Selection of variables and codes for multiple correspondence analysis. If a multiple correspondence analysis is selected, then the data in the selected variables (and cases) are expected to define a valid Burt table (see MCA Introductory Overview). For example, the following data specify a valid Burt table:

 

Survival

   

Age

  

Location

NO

YES

<50

50-69

69+

TOKYO

BOSTON

GLAMORGN

SURVIVAL:NO

210

0

68

93

49

60

82

68

SURVIVAL:YES

0

554

212

258

84

230

171

153

 

 

 

 

 

AGE:UNDER_50

68

212

 

280

0

0

 

151

58

71

AGE:A_50TO69

93

258

0

351

0

120

122

109

AGE:OVER_69

49

84

0

0

133

19

73

41

 

 

 

 

 

LOCATION:TOKYO

60

230

 

151

120

19

 

290

0

0

LOCATION:BOSTON

82

171

58

122

73

0

253

0

LOCATION:GLAMORGN

68

153

71

109

41

0

0

221

The Burt table has a clearly defined structure. Overall, the data matrix is symmetrical. In the case of 3 categorical variables, the data matrix consists of 3 x 3 = 9 partitions, created by each variable being tabulated against itself, and against the categories of all other variables. Note that the sum of the diagonal elements in each diagonal partition (i.e., where the respective variables are tabulated against themselves) is constant (equal to 764 in this case). Technically, the Burt table is the result of the inner product of an indicator or design matrix; if the cases in that indicator matrix are assigned to categories via fuzzy coding (i.e., if probabilities are used to indicate likelihood of membership in a category, rather than 0/1 coding to indicate actual membership), then the off-diagonal elements of the diagonal partitions are not necessarily equal to 0. Note that complex coding schemes can easily be implemented, and the respective Burt table computed, via STATISTICA Visual Basic. Refer also to MCA Introductory Overview for additional details.

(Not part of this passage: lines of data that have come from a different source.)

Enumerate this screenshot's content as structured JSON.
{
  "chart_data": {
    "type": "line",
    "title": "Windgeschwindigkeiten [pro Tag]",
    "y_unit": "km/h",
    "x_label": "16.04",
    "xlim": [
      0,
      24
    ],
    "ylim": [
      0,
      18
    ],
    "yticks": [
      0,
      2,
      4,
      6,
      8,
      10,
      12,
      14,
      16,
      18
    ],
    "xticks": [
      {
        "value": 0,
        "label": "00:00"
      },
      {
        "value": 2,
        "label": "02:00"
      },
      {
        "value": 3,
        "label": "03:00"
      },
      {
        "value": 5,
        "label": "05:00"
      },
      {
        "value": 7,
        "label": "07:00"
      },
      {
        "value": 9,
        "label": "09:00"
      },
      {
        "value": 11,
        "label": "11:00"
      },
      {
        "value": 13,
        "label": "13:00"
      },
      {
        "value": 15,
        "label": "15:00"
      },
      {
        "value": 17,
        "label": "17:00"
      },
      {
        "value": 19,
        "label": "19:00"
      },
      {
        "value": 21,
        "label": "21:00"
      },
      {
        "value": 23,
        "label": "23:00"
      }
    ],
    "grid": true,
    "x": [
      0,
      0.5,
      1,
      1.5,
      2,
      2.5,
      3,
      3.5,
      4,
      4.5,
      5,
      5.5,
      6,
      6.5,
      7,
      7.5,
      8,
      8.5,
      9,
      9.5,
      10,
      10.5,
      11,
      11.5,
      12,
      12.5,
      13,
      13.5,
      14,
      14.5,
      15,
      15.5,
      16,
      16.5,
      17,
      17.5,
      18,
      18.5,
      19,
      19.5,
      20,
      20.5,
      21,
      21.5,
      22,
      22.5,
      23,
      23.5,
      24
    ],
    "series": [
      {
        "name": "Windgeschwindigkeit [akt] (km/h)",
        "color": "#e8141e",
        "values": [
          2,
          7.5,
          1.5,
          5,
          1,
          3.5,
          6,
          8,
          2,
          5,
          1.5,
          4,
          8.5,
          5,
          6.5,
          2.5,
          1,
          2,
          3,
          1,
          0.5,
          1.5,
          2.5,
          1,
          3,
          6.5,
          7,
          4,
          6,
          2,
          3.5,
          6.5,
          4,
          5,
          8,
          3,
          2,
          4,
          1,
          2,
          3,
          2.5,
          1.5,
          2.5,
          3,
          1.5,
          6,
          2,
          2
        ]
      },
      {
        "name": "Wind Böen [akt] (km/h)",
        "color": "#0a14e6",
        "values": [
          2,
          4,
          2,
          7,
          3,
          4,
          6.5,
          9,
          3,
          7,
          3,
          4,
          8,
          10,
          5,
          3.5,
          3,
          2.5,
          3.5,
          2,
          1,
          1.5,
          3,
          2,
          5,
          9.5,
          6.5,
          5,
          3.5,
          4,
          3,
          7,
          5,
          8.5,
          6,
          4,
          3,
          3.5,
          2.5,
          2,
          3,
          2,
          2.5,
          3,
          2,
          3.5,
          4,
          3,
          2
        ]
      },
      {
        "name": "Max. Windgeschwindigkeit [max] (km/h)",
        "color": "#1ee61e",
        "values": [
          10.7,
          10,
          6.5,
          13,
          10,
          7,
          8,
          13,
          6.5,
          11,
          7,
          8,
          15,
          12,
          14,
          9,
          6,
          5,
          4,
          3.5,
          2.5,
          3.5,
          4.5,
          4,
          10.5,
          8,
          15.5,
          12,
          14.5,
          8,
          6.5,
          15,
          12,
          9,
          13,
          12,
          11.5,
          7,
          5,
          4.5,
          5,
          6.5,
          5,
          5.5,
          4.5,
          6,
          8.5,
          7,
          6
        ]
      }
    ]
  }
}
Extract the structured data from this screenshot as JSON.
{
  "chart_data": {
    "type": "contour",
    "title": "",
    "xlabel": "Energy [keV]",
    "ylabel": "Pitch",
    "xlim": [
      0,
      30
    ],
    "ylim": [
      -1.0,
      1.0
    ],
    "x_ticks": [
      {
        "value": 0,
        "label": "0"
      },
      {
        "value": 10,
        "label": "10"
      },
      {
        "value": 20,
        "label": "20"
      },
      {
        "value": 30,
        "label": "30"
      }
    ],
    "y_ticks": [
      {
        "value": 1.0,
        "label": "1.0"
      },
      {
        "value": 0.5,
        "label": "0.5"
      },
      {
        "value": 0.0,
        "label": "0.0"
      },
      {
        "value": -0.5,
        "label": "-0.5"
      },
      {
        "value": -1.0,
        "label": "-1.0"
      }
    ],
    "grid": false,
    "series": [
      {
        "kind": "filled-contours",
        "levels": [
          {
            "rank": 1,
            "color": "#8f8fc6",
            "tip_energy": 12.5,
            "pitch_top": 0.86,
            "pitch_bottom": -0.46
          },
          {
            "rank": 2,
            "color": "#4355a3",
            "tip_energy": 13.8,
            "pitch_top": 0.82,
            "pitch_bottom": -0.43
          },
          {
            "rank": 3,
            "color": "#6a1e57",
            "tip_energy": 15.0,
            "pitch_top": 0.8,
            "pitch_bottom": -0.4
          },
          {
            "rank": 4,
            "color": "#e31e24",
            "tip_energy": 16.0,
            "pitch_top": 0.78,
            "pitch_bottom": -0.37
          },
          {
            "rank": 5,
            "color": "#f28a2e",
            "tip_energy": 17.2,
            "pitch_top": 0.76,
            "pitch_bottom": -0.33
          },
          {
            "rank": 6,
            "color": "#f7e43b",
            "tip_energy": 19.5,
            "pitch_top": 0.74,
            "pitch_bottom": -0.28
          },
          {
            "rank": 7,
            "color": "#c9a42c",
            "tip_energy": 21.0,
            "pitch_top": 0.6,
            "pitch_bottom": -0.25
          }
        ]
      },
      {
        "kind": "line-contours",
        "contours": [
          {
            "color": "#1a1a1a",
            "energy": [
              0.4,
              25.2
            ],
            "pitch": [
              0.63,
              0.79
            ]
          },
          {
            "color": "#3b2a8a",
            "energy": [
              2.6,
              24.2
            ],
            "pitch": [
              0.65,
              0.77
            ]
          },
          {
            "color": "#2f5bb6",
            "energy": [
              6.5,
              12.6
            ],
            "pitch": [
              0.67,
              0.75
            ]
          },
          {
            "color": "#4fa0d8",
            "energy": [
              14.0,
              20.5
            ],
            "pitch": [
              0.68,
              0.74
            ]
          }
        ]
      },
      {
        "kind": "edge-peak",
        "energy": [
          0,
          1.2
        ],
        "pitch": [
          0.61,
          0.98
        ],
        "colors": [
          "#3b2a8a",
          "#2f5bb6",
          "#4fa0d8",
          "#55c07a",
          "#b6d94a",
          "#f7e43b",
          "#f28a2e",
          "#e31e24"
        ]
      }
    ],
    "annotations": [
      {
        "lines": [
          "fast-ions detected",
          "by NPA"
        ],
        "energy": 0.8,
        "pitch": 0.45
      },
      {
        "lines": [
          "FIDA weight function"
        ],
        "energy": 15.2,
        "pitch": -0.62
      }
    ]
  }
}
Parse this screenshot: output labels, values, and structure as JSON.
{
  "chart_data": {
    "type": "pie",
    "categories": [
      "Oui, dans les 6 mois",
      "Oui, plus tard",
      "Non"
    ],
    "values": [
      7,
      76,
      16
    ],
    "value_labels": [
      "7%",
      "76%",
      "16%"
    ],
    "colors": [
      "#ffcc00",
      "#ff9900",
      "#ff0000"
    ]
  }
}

In addition to selecting the variables for the analysis, you also need to specify the structure of the Burt table. Click the Specify structure of table button (on the Multiple Correspondence Analysis (MCA): Table Specifications Startup Panel - Multiple Correspondence Analysis (MCA) tab) to display the Specify the dimensions of the table dialog, in which you specify the factor names (e.g., survival, age, location) and the number of levels for each factor (e.g., 2, 3, and 3). When processing the data, STATISTICA will automatically check whether the respective data specify a valid Burt table. Note that the Specify structure of table button is only available after Variables have been selected.

In addition to the variables defining the table for the analysis, you can designate some variables as Supplementary columns (variables). Note that unlike in simple correspondence analysis, where supplementary columns and rows can be added from the Correspondence Analysis Results - Supplementary points tab, in multiple correspondence analysis it is required that the supplementary columns also define a valid Burt table. Therefore, in this case, click the Variables with frequencies button [on the Multiple Correspondence Analysis (MCA): Table Specifications Startup Panel - Multiple Correspondence Analysis (MCA) tab] to specify all variables for the analysis, and then click the Supplementary columns (variables) button to display the Select the Variables that are Supplementary Column dialog, in which you select a subset of those variables as supplementary columns. When processing the data, STATISTICA will automatically check whether the selected subset of variables define a valid subset (Burt table) of the overall Burt table. The variables selected as supplementary columns will not be used for the computation of eigenvalues and eigenvectors (see Computational Details), but coordinate values will be computed for those columns and reported in the spreadsheet and plots of coordinates.